Dans la scène à laquelle nous assistons, la femme a cependant le pressentiment que ce sera différent avec Jésus. Elle défie la perception des invités au repas, s’approche de Jésus et lui lave les pieds. Elle ne cherche qu’une seule chose, c’est de Lui dire son amour et son respect.
La réponse de Jésus est limpide : Ses péchés, ses nombreux péchés, ont été pardonnés parce qu’elle a montré beaucoup d’amour. Est-ce qu’il faut comprendre que c’est parce qu’elle a posé ce geste de laver les pieds de Jésus qu’elle a été pardonnée ? Non, bien sûr. Ce ne sont pas les œuvres qui apportent le salut. Paul, dans sa lettre aux Galates, nous l’enseigne: nous savons que ce n’est pas sur la base des œuvres de la loi que l’homme est déclaré juste, mais au moyen de la foi en Jésus-Christ.
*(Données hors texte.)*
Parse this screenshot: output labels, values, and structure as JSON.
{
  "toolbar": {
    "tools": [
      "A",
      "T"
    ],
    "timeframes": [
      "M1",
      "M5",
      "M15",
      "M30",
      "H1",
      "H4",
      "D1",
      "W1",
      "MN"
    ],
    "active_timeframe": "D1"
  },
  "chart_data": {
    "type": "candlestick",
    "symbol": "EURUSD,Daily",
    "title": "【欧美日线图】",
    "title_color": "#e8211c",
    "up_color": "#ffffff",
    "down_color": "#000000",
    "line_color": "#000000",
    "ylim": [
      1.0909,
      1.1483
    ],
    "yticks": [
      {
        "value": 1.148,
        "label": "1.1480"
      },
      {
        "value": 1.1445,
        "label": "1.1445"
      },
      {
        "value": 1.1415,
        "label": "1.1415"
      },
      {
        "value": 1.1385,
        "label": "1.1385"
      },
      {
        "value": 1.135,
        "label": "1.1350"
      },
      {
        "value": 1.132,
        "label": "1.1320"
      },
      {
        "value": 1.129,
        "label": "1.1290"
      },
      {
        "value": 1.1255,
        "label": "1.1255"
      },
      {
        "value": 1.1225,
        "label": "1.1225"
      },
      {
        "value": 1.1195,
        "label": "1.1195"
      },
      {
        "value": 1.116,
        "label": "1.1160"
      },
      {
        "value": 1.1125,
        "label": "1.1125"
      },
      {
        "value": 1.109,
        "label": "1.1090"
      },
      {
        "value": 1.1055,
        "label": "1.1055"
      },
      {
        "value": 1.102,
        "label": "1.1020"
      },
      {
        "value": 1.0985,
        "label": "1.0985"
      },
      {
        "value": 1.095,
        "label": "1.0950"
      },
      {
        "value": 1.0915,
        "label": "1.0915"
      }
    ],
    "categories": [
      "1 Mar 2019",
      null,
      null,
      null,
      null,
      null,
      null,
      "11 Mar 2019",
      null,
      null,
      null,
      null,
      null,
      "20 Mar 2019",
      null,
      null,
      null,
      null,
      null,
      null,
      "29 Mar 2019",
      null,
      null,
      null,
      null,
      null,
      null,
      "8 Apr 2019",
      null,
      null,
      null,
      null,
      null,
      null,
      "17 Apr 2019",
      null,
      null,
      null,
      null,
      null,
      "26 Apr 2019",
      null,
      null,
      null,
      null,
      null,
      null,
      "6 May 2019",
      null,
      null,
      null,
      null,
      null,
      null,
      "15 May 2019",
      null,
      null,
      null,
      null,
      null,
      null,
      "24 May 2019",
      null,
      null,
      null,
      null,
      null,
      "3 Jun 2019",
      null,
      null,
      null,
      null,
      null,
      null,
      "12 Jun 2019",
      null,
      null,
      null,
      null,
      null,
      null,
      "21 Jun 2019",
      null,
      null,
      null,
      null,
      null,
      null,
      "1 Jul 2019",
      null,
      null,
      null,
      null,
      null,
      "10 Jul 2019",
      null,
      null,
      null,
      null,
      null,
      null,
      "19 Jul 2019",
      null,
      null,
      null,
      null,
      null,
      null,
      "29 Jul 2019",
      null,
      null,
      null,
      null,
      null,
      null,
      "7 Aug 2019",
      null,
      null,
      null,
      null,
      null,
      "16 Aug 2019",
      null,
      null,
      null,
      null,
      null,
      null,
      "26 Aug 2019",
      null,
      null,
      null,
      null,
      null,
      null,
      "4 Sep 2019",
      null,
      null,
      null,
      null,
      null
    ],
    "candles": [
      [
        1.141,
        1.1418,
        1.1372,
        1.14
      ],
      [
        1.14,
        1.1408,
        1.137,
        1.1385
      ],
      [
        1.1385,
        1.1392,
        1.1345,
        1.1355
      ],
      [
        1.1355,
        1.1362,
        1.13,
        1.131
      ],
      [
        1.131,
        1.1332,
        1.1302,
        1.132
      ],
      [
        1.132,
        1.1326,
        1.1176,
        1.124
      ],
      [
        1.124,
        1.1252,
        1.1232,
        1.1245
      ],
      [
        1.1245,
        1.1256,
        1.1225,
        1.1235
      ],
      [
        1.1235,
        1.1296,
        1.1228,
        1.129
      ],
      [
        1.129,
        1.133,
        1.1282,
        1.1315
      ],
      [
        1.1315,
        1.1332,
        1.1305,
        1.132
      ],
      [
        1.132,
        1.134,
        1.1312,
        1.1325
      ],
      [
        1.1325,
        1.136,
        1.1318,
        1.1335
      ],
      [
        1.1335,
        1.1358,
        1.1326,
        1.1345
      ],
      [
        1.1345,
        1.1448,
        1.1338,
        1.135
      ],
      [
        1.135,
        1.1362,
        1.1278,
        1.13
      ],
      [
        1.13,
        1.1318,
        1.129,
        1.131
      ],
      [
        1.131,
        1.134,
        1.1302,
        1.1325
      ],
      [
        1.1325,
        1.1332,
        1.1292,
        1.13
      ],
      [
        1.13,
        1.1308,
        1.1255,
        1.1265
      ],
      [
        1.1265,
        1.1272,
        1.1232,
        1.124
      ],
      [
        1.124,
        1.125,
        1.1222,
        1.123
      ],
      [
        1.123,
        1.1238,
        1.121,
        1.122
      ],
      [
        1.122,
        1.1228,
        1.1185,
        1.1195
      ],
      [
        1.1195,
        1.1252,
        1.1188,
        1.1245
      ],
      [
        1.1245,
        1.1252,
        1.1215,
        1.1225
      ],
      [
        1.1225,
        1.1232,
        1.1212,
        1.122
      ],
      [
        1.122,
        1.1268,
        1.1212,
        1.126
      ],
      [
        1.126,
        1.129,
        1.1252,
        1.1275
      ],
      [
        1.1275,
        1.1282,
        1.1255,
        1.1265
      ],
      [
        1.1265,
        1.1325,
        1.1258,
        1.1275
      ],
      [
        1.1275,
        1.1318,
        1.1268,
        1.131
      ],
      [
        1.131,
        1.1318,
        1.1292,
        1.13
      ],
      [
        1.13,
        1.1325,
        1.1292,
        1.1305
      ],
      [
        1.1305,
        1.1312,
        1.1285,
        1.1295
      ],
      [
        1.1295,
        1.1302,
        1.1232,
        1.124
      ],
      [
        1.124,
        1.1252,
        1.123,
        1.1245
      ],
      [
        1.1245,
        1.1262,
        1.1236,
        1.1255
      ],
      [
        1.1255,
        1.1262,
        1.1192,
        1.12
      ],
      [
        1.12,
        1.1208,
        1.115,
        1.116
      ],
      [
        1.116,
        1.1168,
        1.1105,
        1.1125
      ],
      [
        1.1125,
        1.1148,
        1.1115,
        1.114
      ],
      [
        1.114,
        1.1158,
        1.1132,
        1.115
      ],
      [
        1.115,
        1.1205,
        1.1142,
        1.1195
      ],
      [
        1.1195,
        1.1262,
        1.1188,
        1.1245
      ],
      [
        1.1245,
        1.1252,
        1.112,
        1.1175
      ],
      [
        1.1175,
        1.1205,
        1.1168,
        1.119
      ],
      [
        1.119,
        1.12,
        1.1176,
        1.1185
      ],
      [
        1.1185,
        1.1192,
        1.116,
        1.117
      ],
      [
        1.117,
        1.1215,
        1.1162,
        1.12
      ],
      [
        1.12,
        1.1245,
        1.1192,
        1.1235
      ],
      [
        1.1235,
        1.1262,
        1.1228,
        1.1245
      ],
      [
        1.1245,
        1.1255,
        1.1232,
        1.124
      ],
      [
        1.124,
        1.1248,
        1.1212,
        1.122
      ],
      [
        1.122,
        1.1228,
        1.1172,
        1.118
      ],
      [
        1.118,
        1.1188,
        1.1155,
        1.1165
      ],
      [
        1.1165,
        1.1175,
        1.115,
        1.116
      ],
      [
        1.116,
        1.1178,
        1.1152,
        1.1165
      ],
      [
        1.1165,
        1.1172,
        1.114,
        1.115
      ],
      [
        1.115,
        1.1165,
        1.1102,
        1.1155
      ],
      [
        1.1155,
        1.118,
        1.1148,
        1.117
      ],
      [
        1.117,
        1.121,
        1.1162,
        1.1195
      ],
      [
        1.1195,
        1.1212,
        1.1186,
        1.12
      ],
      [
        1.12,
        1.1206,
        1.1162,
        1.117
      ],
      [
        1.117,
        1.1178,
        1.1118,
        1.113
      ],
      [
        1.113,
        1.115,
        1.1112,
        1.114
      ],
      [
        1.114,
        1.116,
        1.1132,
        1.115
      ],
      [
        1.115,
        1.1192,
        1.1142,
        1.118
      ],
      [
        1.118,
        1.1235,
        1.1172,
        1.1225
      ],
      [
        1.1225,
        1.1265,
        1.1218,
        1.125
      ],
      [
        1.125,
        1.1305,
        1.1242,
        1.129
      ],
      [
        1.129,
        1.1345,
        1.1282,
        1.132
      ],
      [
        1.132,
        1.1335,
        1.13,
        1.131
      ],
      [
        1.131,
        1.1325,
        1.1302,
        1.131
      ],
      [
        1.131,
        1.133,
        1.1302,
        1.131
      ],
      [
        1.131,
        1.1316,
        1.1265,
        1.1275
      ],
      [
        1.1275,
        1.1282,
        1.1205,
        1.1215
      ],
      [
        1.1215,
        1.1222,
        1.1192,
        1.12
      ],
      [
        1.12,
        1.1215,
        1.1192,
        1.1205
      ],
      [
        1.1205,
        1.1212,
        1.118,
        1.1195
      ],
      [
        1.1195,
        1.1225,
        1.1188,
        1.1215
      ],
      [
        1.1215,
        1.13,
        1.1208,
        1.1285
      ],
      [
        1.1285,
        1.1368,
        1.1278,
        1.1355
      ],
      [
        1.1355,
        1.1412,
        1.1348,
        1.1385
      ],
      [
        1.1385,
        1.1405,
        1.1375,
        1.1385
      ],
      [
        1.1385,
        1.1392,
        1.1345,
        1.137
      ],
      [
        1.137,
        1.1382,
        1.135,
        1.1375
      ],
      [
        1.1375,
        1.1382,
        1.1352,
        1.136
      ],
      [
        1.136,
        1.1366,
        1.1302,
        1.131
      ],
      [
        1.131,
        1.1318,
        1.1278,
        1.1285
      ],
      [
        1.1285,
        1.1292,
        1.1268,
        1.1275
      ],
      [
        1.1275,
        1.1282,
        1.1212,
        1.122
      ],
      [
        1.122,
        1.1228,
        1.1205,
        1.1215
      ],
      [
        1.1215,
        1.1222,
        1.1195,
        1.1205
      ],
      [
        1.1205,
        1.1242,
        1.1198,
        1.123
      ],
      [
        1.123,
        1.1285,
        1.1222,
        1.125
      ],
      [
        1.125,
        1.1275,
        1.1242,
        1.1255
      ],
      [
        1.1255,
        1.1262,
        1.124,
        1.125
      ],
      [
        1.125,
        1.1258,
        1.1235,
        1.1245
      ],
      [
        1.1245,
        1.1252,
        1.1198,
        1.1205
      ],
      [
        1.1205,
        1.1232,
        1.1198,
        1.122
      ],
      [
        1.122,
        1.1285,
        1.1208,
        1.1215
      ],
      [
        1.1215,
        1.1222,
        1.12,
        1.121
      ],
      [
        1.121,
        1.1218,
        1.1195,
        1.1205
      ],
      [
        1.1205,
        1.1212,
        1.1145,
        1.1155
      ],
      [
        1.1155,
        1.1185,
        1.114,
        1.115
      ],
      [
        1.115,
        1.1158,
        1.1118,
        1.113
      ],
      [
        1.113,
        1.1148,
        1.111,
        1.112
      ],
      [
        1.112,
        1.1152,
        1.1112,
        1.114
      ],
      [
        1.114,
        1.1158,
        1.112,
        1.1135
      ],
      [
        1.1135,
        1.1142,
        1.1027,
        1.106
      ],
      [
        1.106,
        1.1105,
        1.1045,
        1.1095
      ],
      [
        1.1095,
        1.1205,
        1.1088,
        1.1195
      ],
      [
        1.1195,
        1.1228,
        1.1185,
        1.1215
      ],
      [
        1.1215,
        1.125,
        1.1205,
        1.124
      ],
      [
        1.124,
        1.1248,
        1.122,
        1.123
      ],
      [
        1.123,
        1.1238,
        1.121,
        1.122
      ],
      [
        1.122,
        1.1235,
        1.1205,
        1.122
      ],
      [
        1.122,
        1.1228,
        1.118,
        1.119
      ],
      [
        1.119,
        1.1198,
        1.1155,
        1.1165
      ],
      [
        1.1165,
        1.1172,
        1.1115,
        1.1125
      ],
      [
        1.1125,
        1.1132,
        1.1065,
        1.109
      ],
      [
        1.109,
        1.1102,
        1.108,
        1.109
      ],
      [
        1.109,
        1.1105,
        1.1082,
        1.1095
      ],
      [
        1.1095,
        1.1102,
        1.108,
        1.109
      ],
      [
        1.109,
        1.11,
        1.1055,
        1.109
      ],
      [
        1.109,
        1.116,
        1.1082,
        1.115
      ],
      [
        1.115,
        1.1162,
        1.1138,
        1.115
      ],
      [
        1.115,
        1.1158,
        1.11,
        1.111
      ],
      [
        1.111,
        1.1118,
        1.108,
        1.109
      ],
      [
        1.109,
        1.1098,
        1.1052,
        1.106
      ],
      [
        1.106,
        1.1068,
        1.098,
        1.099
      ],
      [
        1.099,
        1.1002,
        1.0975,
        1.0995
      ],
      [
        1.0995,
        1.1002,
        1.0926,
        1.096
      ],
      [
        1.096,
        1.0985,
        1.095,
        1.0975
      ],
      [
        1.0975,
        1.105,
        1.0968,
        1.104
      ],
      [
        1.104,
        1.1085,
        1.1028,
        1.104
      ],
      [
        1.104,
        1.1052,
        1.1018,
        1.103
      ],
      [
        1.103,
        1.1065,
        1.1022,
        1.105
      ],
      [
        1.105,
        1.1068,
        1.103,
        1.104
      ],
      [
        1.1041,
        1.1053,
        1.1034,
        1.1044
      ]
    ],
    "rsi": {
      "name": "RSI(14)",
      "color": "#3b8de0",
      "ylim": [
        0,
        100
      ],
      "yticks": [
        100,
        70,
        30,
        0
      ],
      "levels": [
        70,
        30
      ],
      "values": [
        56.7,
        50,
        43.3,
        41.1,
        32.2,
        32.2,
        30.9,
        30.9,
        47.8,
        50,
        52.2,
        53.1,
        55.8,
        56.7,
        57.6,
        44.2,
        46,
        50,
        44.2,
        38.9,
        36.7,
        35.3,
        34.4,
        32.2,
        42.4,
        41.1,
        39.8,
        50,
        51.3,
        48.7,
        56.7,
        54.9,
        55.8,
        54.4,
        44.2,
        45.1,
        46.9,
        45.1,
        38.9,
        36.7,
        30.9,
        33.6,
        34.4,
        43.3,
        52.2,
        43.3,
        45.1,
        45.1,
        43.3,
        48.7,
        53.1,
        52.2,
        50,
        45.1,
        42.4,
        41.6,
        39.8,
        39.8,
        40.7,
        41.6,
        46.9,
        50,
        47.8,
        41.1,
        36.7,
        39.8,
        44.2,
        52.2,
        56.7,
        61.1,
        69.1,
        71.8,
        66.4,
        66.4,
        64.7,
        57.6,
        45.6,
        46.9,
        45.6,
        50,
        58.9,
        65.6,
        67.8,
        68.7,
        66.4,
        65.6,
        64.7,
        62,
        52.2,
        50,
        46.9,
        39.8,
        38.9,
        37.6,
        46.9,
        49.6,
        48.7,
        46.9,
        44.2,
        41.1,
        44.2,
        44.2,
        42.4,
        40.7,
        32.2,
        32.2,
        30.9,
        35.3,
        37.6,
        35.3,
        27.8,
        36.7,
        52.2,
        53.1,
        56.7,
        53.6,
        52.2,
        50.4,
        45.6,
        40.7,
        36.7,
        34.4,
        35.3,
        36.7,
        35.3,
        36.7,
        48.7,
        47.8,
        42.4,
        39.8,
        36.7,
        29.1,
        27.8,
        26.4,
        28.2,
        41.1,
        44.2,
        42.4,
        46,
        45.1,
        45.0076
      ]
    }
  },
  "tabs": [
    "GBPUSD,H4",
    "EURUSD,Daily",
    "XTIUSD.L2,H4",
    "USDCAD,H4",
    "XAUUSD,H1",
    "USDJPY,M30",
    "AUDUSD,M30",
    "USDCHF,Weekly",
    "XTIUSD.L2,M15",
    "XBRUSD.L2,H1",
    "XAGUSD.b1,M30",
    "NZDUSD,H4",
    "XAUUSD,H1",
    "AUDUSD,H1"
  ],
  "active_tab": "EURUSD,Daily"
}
Ainsi, nous aussi nous avons cru en Jésus-Christ afin d’être déclarés justes sur la base de la foi en Christ et de la loi, puisque personne ne sera considéré comme juste sur la base des œuvres de la loi.
Le salut ici est arrivé pour cette femme dans le regard aimant de Jésus, dans le pardon qu’Il lui annonce devant tous les convives : ses nombreux péchés ont été pardonnés. C’est à travers ce regard miséricordieux de Jésus qu’elle a puisé l’élan pour manifester tant d’amour. Le salut offert en Jésus-Christ l’ouvre à une plus grande qualité d’amour.
Tout en pleurs, elle se tenait derrière lui, à ses pieds. Par cette attitude, la femme nous montre que le chemin de l’amour passe nécessairement par le chemin de la reconnaissance de nos fautes et du pardon, et donc par celui de la reconnaissance et de la confession du péché. Non pour nous culpabiliser, mais pour y découvrir la grâce qui nous est faite gratuitement, sans que nous l’ayons mérité. Tout simplement parce que le regard de Dieu sur nous est un regard d’amour sans limites, tels que nous sommes.
Notre organe de communication, La Parpaille, dans son numéro du printemps 2016, présente le fruit de la recherche de notre sœur Françoise Haeberlé concernant Charlotte Elliott (1789-1871), l’auteur des paroles du chant Tel que je suis : Elle se convertit, à la suite d’un entretien avec l’évangéliste César Nalan qui lui avait dit «Venez à Jésus simplement telle que vous êtes» en référence au verset 28 du chapitre XI de l’Évangile de Matthieu : «Venez à moi, vous tous qui peinez sous le poids du fardeau et moi je vous donnerai le repos».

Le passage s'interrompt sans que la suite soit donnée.